Scrub Typhus Treatment

Doxycycline is considered to be the most effective treatment for scrub typhus to date. The medicine best works when it is taken as soon as possible after the first symptoms are seen. In some cases, patients may be allergic to doxycycline ciprofloxacin is also considered to be the choice of drug.

1. 10mg/kg single dose of Azithromycin for children less than 8 years.
2. 2.2 mg/kg doxycycline orally twice daily for 3 days after fever resolution. (usually 5-10 days course for children who are more than eight years.
3. Quinolones as alternative therapy orally 10mg/kg dose or intravenous 5mg/kg dose ciprofloxacin or levofloxacin for about 5-10 days and oral chloramphenicol 25 mg/kg for 5-10 days six-hourly
4. All patients who are suspected to have meningitis or multiorgan involvement due to scrub typhus are started on intravenous chloramphenicol before obtaining a serological report.

Scrub Typhus Complications

If scrub typhus is not treated timely, then it may lead to some complications which are highly severe and may cause mortality. Some of them are:

  • Brain and spinal cord inflammation
  • Enlarged spleen
  •  Inflammation of the heart muscle or valves
  •  Internal bleeding
  • Kidney damage
  • Liver damage
  • Low blood pressure
  • Pneumonia
  • Septic shock

Prevention of Scrub typhus

Till now no vaccine has been found to protect from scrub typhus. But some measures can help in the prevention of scrub typhus

  • Maintain personal hygiene
  • Avoid contact with chiggers
  • If traveling to the areas where scrub typhus is commonly found it is better to avoid areas with lots of vegetation and brush where the possibility of finding chiggers is high.
  • To get protected from chiggers Environmental Protection Agency (EPA)-registered insect repellents external icon which contains DEET can be used.
  •  Reapplication of insect repellant is necessary when more time is spent outdoors.

Frequently asked questions(FAQs)

Is Scrub Typhus Curable?

Ans- Scrub typhus can be easily cured with the proper administration of appropriate antibiotics.

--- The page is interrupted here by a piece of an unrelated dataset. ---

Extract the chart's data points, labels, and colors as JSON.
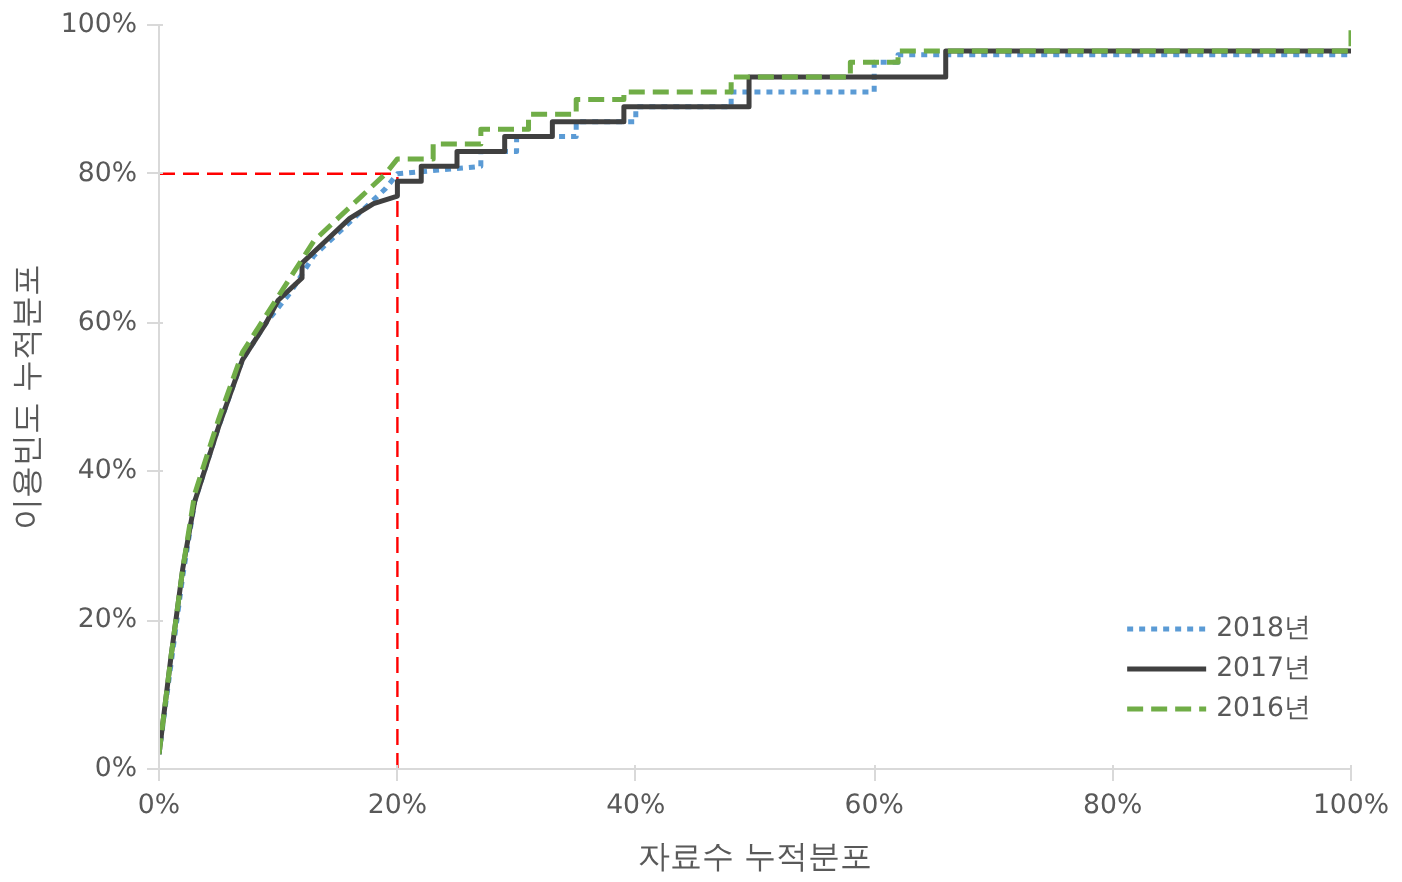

How long does it take to recover from Scrub Typhus?

Ans- If diagnosed correctly at the appropriate time, the fever will subside within 24-36 hours of treatment started.

Is scrub typhus fatal?

Ans- Mortality from scrub typhus if untreated can range up to 30%.

Is Scrub Typhus a serious problem?

Ans- Scrub Typhus could be life-threatening if left untreated and cause organ damage and other complications.

How to confirm Scrub Typhus?

Ans- There are several tests to diagnose scrub typhus but for confirmation, an Immunofluorescence assay using rash biopsy or PCR is recommended.